KMX: Ha parlato di riportare l'attore al centro dell'inquadratura: una volontà evidentissima nel lavoro che ha fatto per GOSTANZA DA LIBBIANO con Lucia Poli…

PB: "Innanzitutto bisogna dire questo: il film nasca da una scommessa. Questo film poteva esistere solo nel caso in cui fosse scattata una sorta di scintilla tra il testo ed una grande attrice: il problema era proprio trovare una grande attrice che sposasse il testo e lo facesse suo. Non è stato un percorso semplice: a ricerca era molto limitata, perché ci serviva una donna di sessant'anni e toscana; doveva essere toscana perché, lavorando io solo in presa diretta, non potevo poi doppiare. Il secondo problema è che a me non interessano gli attori, interessando le persone: devo avere in primo luogo con la persona. Se stabilisco questo rapporto qualcosa scatta. Quando con Paola - la mia compagna e collaboratrice - abbiamo incontrato Lucia, prima di tutto siamo stati a casa sua: l'abbiamo vista nella sua quotidianità, abbiamo bevuto un caffè insieme, abbiamo parlato con sua figlia, l'abbiamo vista nel suo ruolo di madre e persona normale; con lei abbiamo stabilito subito un rapporto di grande familiarità. Dopo l'abbiamo vista lavorare in teatro, e lì abbiamo avuto dei problemi, perché quello che vedevamo era l'esatto contrario di quanto ci sarebbe servito per il film: e io era veramente disperato. Ma Paola mi ha detto: "stai attento, perché Lucia è vera, non è un'attrice fasulla; il suo problema è che ha bisogno di un regista. Se tu riesci a trovare il giusto rapporto con lei qualcosa scatterà". Devo dire che Paola ha avuto molta più fiducia di me nei risultati di questo percorso, e poi in effetti la cosa ha funzionato.
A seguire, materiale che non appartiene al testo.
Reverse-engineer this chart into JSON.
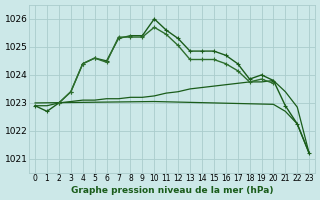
{
  "title": "Graphe pression niveau de la mer (hPa)",
  "bg_color": "#cce8e8",
  "grid_color": "#aacccc",
  "dark_green": "#1a5c1a",
  "mid_green": "#2d6e2d",
  "ylim": [
    1020.5,
    1026.5
  ],
  "xlim": [
    -0.5,
    23.5
  ],
  "yticks": [
    1021,
    1022,
    1023,
    1024,
    1025,
    1026
  ],
  "xticks": [
    0,
    1,
    2,
    3,
    4,
    5,
    6,
    7,
    8,
    9,
    10,
    11,
    12,
    13,
    14,
    15,
    16,
    17,
    18,
    19,
    20,
    21,
    22,
    23
  ],
  "series": [
    {
      "x": [
        0,
        1,
        2,
        3,
        4,
        5,
        6,
        7,
        8,
        9,
        10,
        11,
        12,
        13,
        14,
        15,
        16,
        17,
        18,
        19,
        20,
        21,
        22,
        23
      ],
      "y": [
        1022.9,
        1022.7,
        1023.0,
        1023.4,
        1024.4,
        1024.6,
        1024.5,
        1025.3,
        1025.4,
        1025.4,
        1026.0,
        1025.6,
        1025.3,
        1024.85,
        1024.85,
        1024.85,
        1024.7,
        1024.4,
        1023.85,
        1024.0,
        1023.8,
        1022.9,
        1022.25,
        1021.2
      ],
      "color": "#1a5c1a",
      "lw": 1.0,
      "marker": "+",
      "ms": 3.5
    },
    {
      "x": [
        2,
        3,
        4,
        5,
        6,
        7,
        8,
        9,
        10,
        11,
        12,
        13,
        14,
        15,
        16,
        17,
        18,
        19,
        20
      ],
      "y": [
        1023.0,
        1023.4,
        1024.4,
        1024.6,
        1024.45,
        1025.35,
        1025.35,
        1025.35,
        1025.7,
        1025.45,
        1025.05,
        1024.55,
        1024.55,
        1024.55,
        1024.4,
        1024.15,
        1023.75,
        1023.85,
        1023.7
      ],
      "color": "#2d6e2d",
      "lw": 1.0,
      "marker": "+",
      "ms": 3.5
    },
    {
      "x": [
        0,
        1,
        2,
        3,
        4,
        5,
        6,
        7,
        8,
        9,
        10,
        11,
        12,
        13,
        14,
        15,
        16,
        17,
        18,
        19,
        20,
        21,
        22,
        23
      ],
      "y": [
        1022.9,
        1022.9,
        1023.0,
        1023.05,
        1023.1,
        1023.1,
        1023.15,
        1023.15,
        1023.2,
        1023.2,
        1023.25,
        1023.35,
        1023.4,
        1023.5,
        1023.55,
        1023.6,
        1023.65,
        1023.7,
        1023.75,
        1023.75,
        1023.8,
        1023.4,
        1022.85,
        1021.2
      ],
      "color": "#1a5c1a",
      "lw": 0.9,
      "marker": null,
      "ms": 0
    },
    {
      "x": [
        0,
        10,
        20,
        21,
        22,
        23
      ],
      "y": [
        1023.0,
        1023.05,
        1022.95,
        1022.7,
        1022.25,
        1021.2
      ],
      "color": "#1a5c1a",
      "lw": 0.9,
      "marker": null,
      "ms": 0
    }
  ]
}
Abbiamo lavorato un mese prima dell'inizio delle riprese, e insieme, io e Lucia, abbiamo cercato e poi trovato il registro giusto per farla entrare nel personaggio di Gostanza. E quando ho sentito che questo stava succedendo che Lucia, ad esempio, stava recuperando i suoi ricordi di bambina che andava a trovare gli zii e i nonni che abitavano in campagna, per cui ricordava gli echi delle parole, dei racconti e delle frasi dei vecchi contadini. E così lei ha anche cominciato a visitare i paesini attorno a San Miniato - dove giravamo - alla ricerca dei luoghi che Gostanza nomina, per introiettare nel suo sguardo quei luoghi: tutto questo per far sì che, nel recitare, nominando un paese questo non fosse esclusivamente un nome astratto, ma qualcosa di concreto, reale. Quando ho visto che Lucia si muoveva in questo modo, che si appropriava di Gostanza anche attraverso il paesaggio, i luoghi, la luce, gli umori, la lingua allora ho capito che Gostanza stava rinascendo e diventando qualcosa di importante, da filmare.
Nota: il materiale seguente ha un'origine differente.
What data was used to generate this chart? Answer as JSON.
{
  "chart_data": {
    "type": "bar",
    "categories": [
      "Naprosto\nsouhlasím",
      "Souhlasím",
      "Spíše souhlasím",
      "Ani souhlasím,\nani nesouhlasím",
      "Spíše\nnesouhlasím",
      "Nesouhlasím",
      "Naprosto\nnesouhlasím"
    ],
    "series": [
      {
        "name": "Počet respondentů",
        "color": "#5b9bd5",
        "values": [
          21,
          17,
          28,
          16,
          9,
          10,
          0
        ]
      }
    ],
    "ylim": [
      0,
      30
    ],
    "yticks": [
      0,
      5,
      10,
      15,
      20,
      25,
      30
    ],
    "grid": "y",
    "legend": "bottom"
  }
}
A quel punto il mio lavoro è stato semplicemente cercare di capire quale fosse il modo giusto per fotografare Gostanza: il mio problema era osservare questa donna - non più Lucia Poli ma Gostanza a Libbiano - che riviveva il suo dramma il suo processo. Allora mi sono posto accorto che non potevo osservare quella donna, gli inquisitori e il processo con lo sguardo dell'uomo del 2000: dovevo fare uno sforzo enorme e recuperare lo sguardo del 1500. La scelta dell'inquadratura, del campo, dell'angolazione e della posizione della macchina da presa rispetto al soggetto è stato il risultato di un grosso lavoro fatto sullo sguardo del Cinquecento. Ciò è stato possibile grazie alla storia della pittura toscana di quell'epoca che mi ha permesso di recuperare quello sguardo, e mi riferisco specialmente ad uno dei più grandi pittori di allora, del secondo Manierismo toscano, ovvero Angelo Bronzino. Ho trovato poi nella complicità di Aldo di Marcantonio - il mio direttore della fotografia - una collaborazione assolutamente perfetta, che ha reso possibili i risultati del film".
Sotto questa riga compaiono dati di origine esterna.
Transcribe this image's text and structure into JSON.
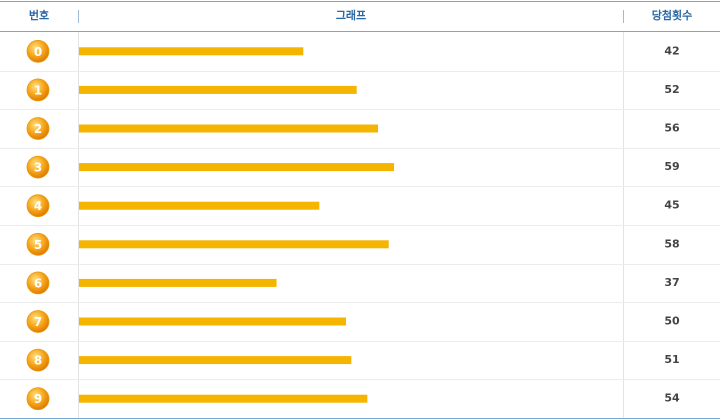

KMX: Era proprio su questo che noi ci interrogavamo, e ci piacerebbe che lei scendesse oltre nei particolari a proposito della posizione della m.d.p.. Ci sembra infatti che si tratti di un uso assolutamente particolare, lontano ad esempio dal ricorso ad una prospettiva esclusivamente centrale…

PB: "Sì. Questo è un discorso molto lungo ed è un po' il risultato di tutta la mia esperienza cinematografica: trentadue anni di lavoro sul cinema. Premetto poi che io sono passato al cinema dalla pittura: io sono un ex-pittore che un giorno ha scelto la cinepresa per dipingere i propri quadri. In questo percorso io mi sono interrogato continuamente sul senso dell'inquadratura: per me l'inquadratura è la chiave di volta del linguaggio cinematografico, perché non c'è cinema se non c'è la consapevolezza dell'inquadratura. Il cinema è inquadratura! Poi è anche sequenza, tempo, è anche ritmo, musicalità dell'immagine, ecc. Ma l'elemento chiave del linguaggio cinematografico è l'inquadratura, e questo non lo dico io ma l'hanno detto i fratelli Lumiere, lo dicono coloro che hanno inventato il cinema. Se vuoi prendete le migliaia di film dei Lumiere scoprirete che ognuno di questi altro non è se non una grande ricerca sull'inquadratura, dove il rapporto tra base e altezza del rettangolo dell'inquadratura, diagonali e mediane, è un rapporto di controllo costante e tutta la composizione interna delle figure che, nella realtà, si muovevano liberamente, rispondevano perfettamente a delle linee interne compositive perfettamente rigorose, geometriche. Pensate a L'ARRIVO DEL TRENO: l'arrivo del treno si muove sulle diagonali, è una struttura compositiva la cui architettura è all'interno della diagonali del rettangolo. Questo rapporto tra sguardo, architettura interna del rettangolo e realtà è il cinema: il cinema è questo. Se un autore cinematografico non passa attraverso questo percorso non fa cinema ma semplicemente impressiona della pellicola.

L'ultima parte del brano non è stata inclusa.